13. The method according to any of the preceding claims, further comprising receiving one or more of either: data indicative of an expected supply tariff (PA, Cc) of electrical energy; data indicative of an expected selling price (Pv) of electrical energy; or data indicative of the unit cost (Pc) of each virtual fraction, wherein the data indicative of the expected supply tariff and / or of the expected selling price comprises tariff and / or price values for a plurality of different time instances within the first time interval (DTB), the virtual-fraction combination being further determined based on one or more of either: the expected electrical energy supply tariff, the expected electrical energy selling price, and the unit cost of each virtual fraction, dynamically assessing, for said different time instances, an economic value of the balance between expected consumption and expected production.

14. The method according to any of the preceding claims, wherein the virtual fractions (FVi) and the virtual-fraction combination (TB) correspond to tokens based on blockchain technology.

15. The method according to any of the preceding claims, wherein the virtual- fraction combination (TB) is determined, simultaneously, based on data relative to a plurality of users.

16. The method according to any of the preceding claims, wherein at least one of the groups of virtual fractions (Gi, G2) is representative of two or more power generation plants that are located in different geographical locations from each other.

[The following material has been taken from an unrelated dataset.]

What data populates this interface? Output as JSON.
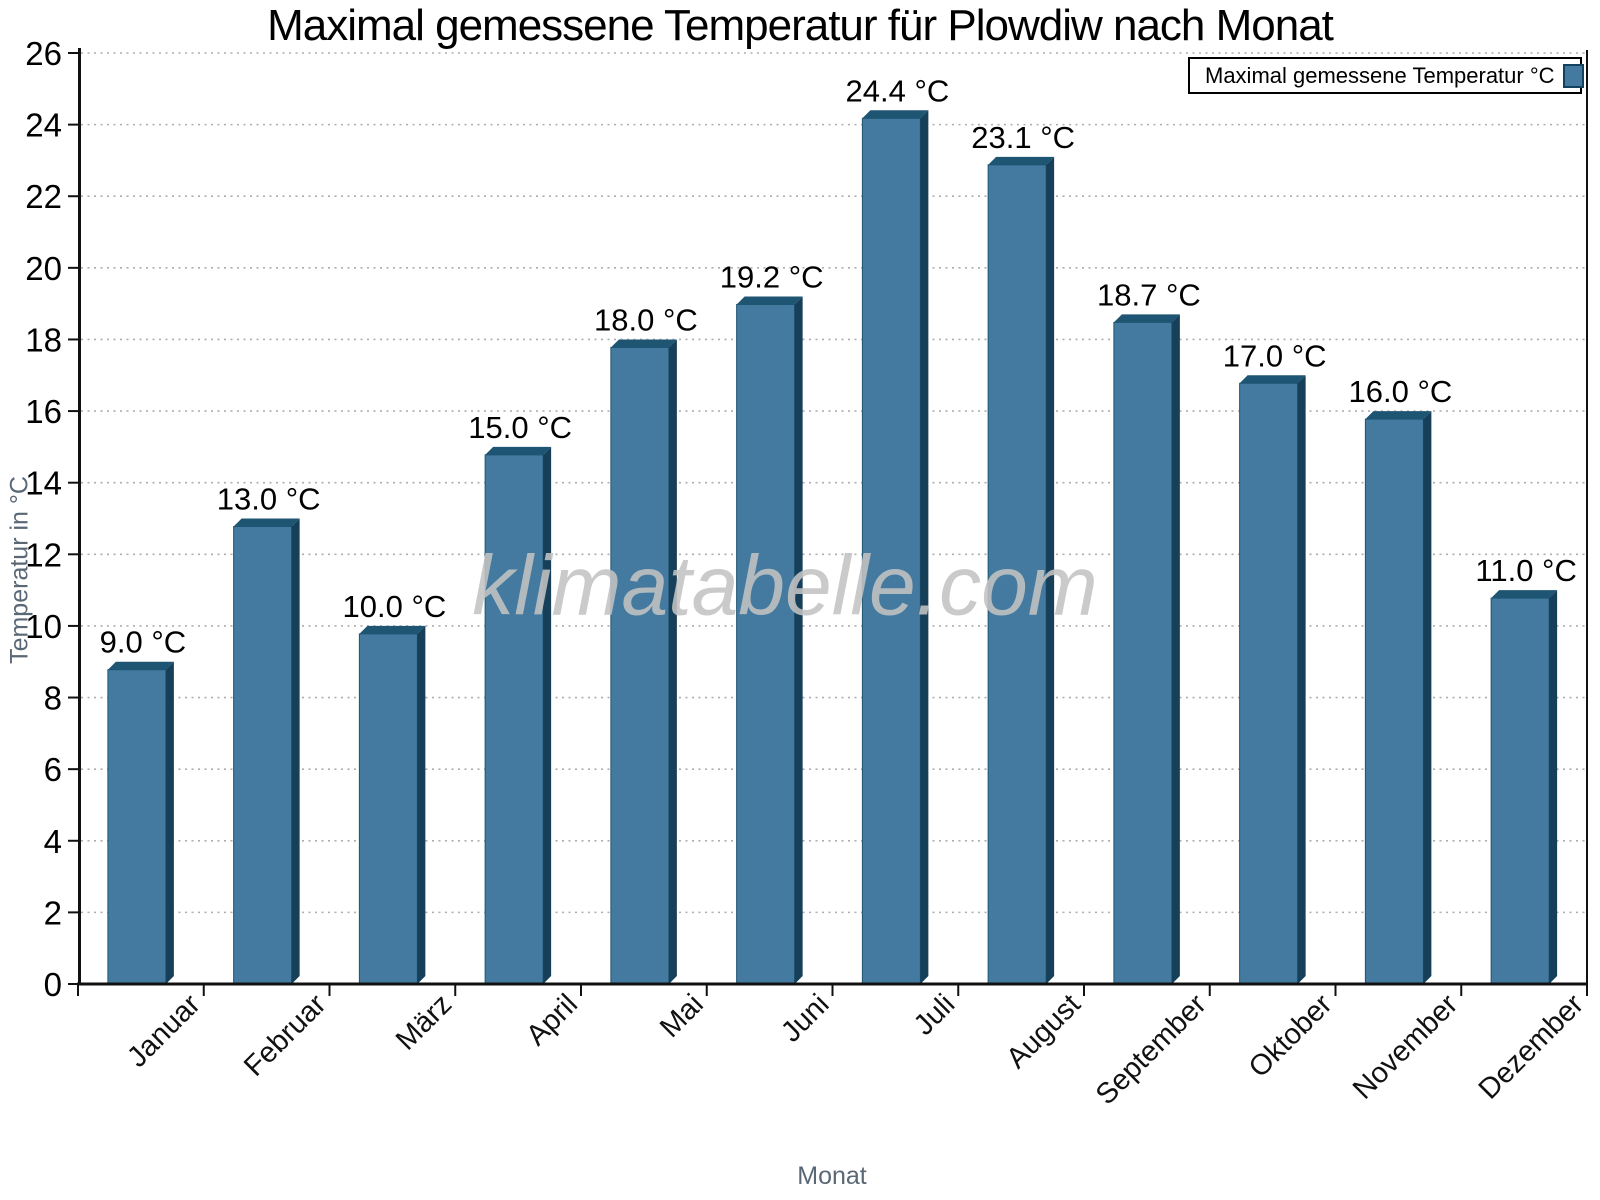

17. The method according to any of the preceding claims, wherein at least one of the groups of virtual fractions (Gi, G2) is representative of two or more power generation plants that are based on different energy sources from each other.

18. A computer program comprising instructions that, when implemented by a data processing system (1, 60), cause the data processing system to execute the method according to any of the preceding claims.

19. A data processing system ( 1 , 60) configured to perform the method according to any of claims 1-17.